On 10/26/2017 12:23 PM, Nathan Sidwell wrote:
On 10/26/2017 02:12 PM, Eric Gallager wrote:
On 10/26/17, Nathan Sidwell <nat...@acm.org> wrote:
On 10/26/2017 10:34 AM, David Malcolm wrote:
Possibly a silly question, but is it OK to have a formatted string
call in which some of the arguments aren't consumed? (here "col" is
only
consumed for the true case, which consumes 2 arguments; it's not
consumed
for the false case).
Yes.
I think I remember clang disagreeing; I remember it printing warnings
from -Wformat-extra-args in a similar situation in gnulib's
error_at_line module
C++ 21.10.1 defers to C. C-99 7.15.1 has no words saying va_arg must be
applied to exactly all arguments captured by va_list object. (and I'm
pretty sure scanf can bail early)
Now, it might be sensible to warn about:
printf ("", 5);
because printf's semantics are known. But that's not ill-formed, just
inefficient. And in this case we're doing the equivalent of:
printf (not-compile-time-constant, 5);
C says excess arguments are ignored:
If the format is exhausted while arguments remain, the excess
arguments are evaluated (as always) but are otherwise ignored.

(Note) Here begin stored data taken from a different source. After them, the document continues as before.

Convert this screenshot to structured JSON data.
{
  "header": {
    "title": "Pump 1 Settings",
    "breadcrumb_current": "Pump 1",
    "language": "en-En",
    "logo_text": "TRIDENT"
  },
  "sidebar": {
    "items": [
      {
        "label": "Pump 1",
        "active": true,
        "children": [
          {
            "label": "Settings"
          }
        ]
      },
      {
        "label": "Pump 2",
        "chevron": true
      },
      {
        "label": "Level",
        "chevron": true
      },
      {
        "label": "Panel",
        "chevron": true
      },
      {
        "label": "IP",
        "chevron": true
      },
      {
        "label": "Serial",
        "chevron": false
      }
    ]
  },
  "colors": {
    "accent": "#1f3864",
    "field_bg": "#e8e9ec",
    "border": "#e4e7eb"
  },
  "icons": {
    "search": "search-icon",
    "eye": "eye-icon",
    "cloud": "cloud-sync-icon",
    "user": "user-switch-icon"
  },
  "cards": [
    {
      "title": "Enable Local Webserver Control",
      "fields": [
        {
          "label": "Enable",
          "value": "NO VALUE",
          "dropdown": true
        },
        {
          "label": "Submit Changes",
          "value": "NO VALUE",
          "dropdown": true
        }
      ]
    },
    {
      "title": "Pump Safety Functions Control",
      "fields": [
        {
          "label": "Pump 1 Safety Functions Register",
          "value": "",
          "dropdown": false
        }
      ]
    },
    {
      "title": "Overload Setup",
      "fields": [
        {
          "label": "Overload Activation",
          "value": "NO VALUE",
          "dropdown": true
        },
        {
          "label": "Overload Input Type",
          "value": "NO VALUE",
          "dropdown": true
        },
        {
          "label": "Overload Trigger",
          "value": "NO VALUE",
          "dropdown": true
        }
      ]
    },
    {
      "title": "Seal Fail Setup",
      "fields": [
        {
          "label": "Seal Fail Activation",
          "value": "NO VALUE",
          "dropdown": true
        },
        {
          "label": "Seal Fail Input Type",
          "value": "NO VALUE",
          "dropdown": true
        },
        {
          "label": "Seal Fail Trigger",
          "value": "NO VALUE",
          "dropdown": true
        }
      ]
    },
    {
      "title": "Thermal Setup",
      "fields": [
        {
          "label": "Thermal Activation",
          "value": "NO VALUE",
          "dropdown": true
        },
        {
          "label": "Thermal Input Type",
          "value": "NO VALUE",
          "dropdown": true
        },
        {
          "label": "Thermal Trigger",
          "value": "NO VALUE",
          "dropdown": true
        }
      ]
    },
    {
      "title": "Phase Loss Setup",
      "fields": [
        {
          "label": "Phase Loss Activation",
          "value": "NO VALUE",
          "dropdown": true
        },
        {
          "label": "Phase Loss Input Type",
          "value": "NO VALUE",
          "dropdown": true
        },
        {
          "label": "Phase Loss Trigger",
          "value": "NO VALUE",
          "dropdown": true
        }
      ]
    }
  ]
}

-Wformat normally warns on this case when the format string is
constant. It doesn't when the string is non-constant but that's
likely just a consequence of the warning running very early. If
it ran later on it would warn. It would be quite useful to have
-Wformat run later to catch mistakes in conditional format strings
(like the growing number of GCC's own uses of conditionals in
warning_at type of calls). If/when -Wformat is ever moved to run
later, these cases will either have to be fixed or the warning
relaxed to allow them. There have been requests to add
a portability level to -Wformat so this case could be moved into
some pedantic level if one were ever added.